Unfortunately, Mr. Hansen subscribes to the “Hockey-stick” interpretation of temperatures. This interpretation ignores actual evidence of warm and cold periods in favor of limited models.based largely on tree ring studies, which McIntyre ripped apart on a statistical basis. To give them the same level of respect that they give their opposition, I label these people “Deniers of Natural Climate Change”.
Warming is but one step in the proof. The second, attribution, tends to be frustratingly dominated by circular reasoning (a parameterized model is inherently circular), the post-hoc fallacy, and proof by exhaustion (which is a fallacy in itself as we know so little about climate).
If you would actually read the paper you would see that Hansen’s data is not based on tree ring studies.

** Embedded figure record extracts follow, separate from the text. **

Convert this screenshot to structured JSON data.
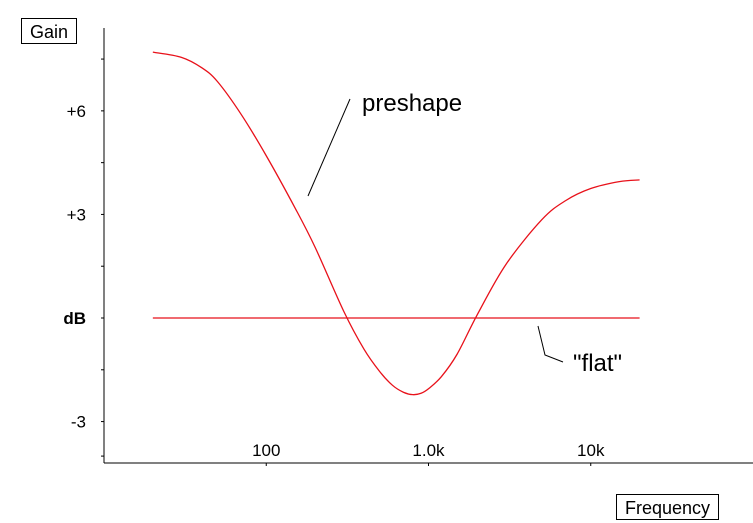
{
  "chart_data": {
    "type": "line",
    "xlabel": "Frequency",
    "ylabel": "Gain",
    "x_scale": "log",
    "xlim": [
      10,
      100000
    ],
    "ylim": [
      -4.2,
      8.4
    ],
    "x_ticks": [
      {
        "value": 100,
        "label": "100"
      },
      {
        "value": 1000,
        "label": "1.0k"
      },
      {
        "value": 10000,
        "label": "10k"
      }
    ],
    "y_ticks": [
      {
        "value": 6,
        "label": "+6",
        "bold": false
      },
      {
        "value": 3,
        "label": "+3",
        "bold": false
      },
      {
        "value": 0,
        "label": "dB",
        "bold": true
      },
      {
        "value": -3,
        "label": "-3",
        "bold": false
      }
    ],
    "grid": false,
    "legend": "none",
    "series": [
      {
        "name": "preshape",
        "color": "#e8111a",
        "x": [
          20,
          30,
          40,
          50,
          70,
          100,
          150,
          200,
          300,
          400,
          500,
          600,
          700,
          800,
          900,
          1000,
          1200,
          1500,
          2000,
          3000,
          5000,
          7000,
          10000,
          15000,
          20000
        ],
        "y": [
          7.7,
          7.55,
          7.25,
          6.85,
          5.9,
          4.7,
          3.2,
          2.05,
          0.2,
          -0.9,
          -1.55,
          -1.95,
          -2.15,
          -2.22,
          -2.18,
          -2.05,
          -1.7,
          -1.05,
          0.1,
          1.55,
          2.85,
          3.4,
          3.75,
          3.95,
          4.0
        ]
      },
      {
        "name": "\"flat\"",
        "color": "#e8111a",
        "x": [
          20,
          20000
        ],
        "y": [
          0,
          0
        ]
      }
    ],
    "annotations": [
      {
        "text": "preshape",
        "series": "preshape"
      },
      {
        "text": "\"flat\"",
        "series": "\"flat\""
      }
    ]
  }
}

The “hockey stick” does not ignore warm and cool periods; the line that makes that shape is an average of figures surrounding each point on the line. Those figures indeed fluctuate, but the trend is clearly upward. You can find this graphic all over the Internet.
I believe that you fellows are making complex that which is not complex. This is just about the transfer of heat from one place to another or the second law of thermodynamics which I believe in and so does everybody else. I now believe that when it comes to the transfer of heat through the surface of water we’ve been had.
Remember that the scientists are reporting “missing heat” not me and you have done nothing to explain the missing heat.
After I found that I appeared to be unable to get heat into water from above I tried an admittedly crude experiment as follows. I heid a heat gun( no sissy hairdryers) over a basin of water for 15mins. Temp rise 6degF. I tried the same experiment but this time I floated a baking dish on the surface and applied the heat to that. Temp rise 48degsF. If water obeys the second law of thermodynamics, why the difference in heat uptake between covered and uncovered water. Just asking.
There is no real reason why heat should penetrate the surface of water. Surface tension is demonstrated by placing a paper clip on the surface of water and observing that although it is not shaped like a boat and has measurable weight it does not sink. Heat has no weight.
You can “radiate” water but you can’t “heat” it. Thats why with increasing co2 there is no rise in temperature.
Robert, I wrote out a detailed reply, but I deleted it. There’s really no point. You lack a basic understanding of what the second law states, and what Heat actually is. Please note: if your textbook uses the word “phlogiston” or uses “Caloric” as a noun, it is severely out of date. Heat is not matter and is not affected by the same things as mass transport.
As for your experiment, the answer is that “you changed the conditions and changed the answer. The greatest single change would be increased reflection. The hot air hits the pan and bounces off still hot. The hot air hits the water, mixes with it, and much more gets absorbed.
Finally, the “missing heat” is an artifact of bad assumptions. The fact that it is missing indicates that the warming influences on climate are less than what is commonly assumed.